Servo provides a simple and yet powerful API for collecting and publishing metrics to other sources. This makes it easy to add monitors to a Java application and expose them to external monitoring system such as Stackdriver and AWS CloudWatch. The following method setup a metrics poller to collect all metrics regularly (once a minute) and publish to the included metric observers.

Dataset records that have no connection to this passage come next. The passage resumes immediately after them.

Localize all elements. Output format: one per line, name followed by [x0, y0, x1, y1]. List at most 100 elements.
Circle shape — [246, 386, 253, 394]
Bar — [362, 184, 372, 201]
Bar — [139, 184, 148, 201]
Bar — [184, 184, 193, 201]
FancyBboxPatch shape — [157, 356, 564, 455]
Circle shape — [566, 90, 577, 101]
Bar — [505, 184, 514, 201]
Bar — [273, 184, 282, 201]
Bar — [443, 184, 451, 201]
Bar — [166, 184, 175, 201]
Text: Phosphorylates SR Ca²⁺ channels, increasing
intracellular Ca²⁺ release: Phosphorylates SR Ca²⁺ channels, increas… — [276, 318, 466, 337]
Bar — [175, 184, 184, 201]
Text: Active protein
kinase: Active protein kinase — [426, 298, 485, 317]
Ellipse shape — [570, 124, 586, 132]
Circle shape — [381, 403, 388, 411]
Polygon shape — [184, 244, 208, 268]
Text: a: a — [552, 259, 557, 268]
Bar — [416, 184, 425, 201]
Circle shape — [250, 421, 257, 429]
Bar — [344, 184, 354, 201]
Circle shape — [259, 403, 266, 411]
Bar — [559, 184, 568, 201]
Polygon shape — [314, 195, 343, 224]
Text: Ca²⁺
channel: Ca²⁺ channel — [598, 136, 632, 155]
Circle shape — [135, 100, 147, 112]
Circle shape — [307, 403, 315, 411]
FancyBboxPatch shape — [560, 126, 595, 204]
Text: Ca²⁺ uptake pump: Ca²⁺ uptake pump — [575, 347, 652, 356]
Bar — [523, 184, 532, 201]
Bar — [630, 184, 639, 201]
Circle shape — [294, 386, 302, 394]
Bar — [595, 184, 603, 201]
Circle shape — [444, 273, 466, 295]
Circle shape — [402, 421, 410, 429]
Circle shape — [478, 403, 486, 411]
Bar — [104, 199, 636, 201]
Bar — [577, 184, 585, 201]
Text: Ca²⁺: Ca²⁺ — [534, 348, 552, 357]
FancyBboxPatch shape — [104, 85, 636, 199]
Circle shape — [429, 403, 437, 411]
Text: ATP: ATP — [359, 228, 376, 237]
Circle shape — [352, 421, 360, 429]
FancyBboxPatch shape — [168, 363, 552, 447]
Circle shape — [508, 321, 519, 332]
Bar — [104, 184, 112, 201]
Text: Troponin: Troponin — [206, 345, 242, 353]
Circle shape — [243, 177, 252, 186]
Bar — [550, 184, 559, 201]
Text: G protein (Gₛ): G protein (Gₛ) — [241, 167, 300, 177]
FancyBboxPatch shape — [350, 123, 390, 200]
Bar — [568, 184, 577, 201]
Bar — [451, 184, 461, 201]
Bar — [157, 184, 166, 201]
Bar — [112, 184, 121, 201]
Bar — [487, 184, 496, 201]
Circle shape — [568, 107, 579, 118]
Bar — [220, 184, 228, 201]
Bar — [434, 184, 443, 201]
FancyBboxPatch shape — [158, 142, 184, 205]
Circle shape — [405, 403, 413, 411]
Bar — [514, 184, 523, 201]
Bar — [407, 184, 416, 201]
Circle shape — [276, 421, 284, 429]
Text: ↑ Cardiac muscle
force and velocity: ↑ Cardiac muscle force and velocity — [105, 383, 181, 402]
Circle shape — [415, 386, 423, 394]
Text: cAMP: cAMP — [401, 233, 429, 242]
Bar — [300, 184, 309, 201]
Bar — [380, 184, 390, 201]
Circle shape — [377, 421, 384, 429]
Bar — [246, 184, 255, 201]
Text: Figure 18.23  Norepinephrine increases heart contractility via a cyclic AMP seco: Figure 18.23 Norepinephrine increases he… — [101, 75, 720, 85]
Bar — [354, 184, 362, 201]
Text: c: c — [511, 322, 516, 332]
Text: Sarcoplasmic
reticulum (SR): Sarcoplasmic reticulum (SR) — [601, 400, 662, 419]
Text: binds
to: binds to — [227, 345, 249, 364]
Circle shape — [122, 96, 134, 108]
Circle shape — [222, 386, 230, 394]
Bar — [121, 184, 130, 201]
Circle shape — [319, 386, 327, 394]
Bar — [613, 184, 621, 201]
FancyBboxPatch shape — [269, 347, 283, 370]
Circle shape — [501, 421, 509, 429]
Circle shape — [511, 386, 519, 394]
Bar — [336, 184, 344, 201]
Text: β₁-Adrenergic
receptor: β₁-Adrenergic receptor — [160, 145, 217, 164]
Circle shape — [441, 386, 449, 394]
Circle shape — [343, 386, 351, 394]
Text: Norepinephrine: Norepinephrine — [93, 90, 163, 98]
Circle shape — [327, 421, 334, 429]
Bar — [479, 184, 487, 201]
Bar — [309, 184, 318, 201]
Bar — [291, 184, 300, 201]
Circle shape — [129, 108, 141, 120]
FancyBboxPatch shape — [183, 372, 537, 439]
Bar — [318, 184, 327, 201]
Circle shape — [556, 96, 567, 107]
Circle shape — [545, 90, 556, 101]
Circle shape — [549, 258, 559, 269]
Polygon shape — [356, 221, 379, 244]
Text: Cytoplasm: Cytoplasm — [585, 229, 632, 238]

 private void initMetricsPublishing() {
      PollScheduler scheduler = PollScheduler.getInstance();
      scheduler.start();
      MetricObserver logObserver = new LoggerMetricObserver("logger-observer"); 
      MetricObserver logObserverRate = new LoggerMetricObserver("logger-observer-rate");
      MetricObserver transform = new CounterToRateMetricTransform(logObserverRate, 1, TimeUnit.MINUTES);
      PollRunnable task = new PollRunnable(
           new MonitorRegistryMetricPoller(),
           BasicMetricFilter.MATCH_ALL,
           logObserver, transform);
      scheduler.addPoller(task, 1, TimeUnit.MINUTES);
 }

Note the poller is associated with two MetricObserver instances logObserver and logObserverRate. The later is wrapped by a CounterToRateMetricTransformer which is used to transform any counter values in the observer into rates.

MetricObserver

This is the interface servo uses to publish metrics to. Servo provides a few example implementations, include one for AWS CloudWatch. The following implements a metric observer that logs some metric information

public class LoggerMetricObserver extends BaseMetricObserver {
 private Logger logger = LoggerFactory.getLogger(getClass());

 public LoggerMetricObserver(String name) {
      super(name);
 }
 @Override
 public void updateImpl(List<Metric> metrics) {
      Preconditions.checkNotNull(metrics, "metrics");
      try {
         for (Metric m : metrics) {
              logger.info("{}: name[{}] tags[{}] value[{}]", new LocalDateTime(m.getTimestamp()), m.getConfig()
 .getName(), m.getConfig().getTags(), m.getValue());
         }
       } catch (Throwable t) {
              incrementFailedCount();
              throw Throwables.propagate(t);
       }
 }
}

Running the Application

The complete source codes can be found in here. Running the web application (embedded Tomcat) and sending requests to http://localhost:8080/sayhi?to=Raymond with the browsers should display on the console something like the below every minute:

2015-08-04 23:48:10.119 INFO 952 --- [PollScheduler-3] a.c.m.b.servo.LoggerMetricObserver : 2015-08-04T23:48:10.119: name[requestCounter] tags[class=TestController,COUNTER,id=testController,INFO] value[3]
2015-08-04 23:48:10.119 INFO 952 --- [PollScheduler-3] a.c.m.b.servo.LoggerMetricObserver : 2015-08-04T23:48:10.119: name[aGauge] tags[class=TestController,GAUGE,id=testController,CRITICAL] value[51]
2015-08-04 23:48:10.120 INFO 952 --- [PollScheduler-3] a.c.m.b.servo.LoggerMetricObserver : 2015-08-04T23:48:10.119: name[requestCounter] tags[class=TestController,RATE,id=testController,INFO] value[0.04987697014032054]
2015-08-04 23:48:10.120 INFO 952 --- [PollScheduler-3] a.c.m.b.servo.LoggerMetricObserver : 2015-08-04T23:48:10.119: name[aGauge] tags[class=TestController,GAUGE,id=testController,CRITICAL] value[51]

Note the log messages for the 2 metric observers.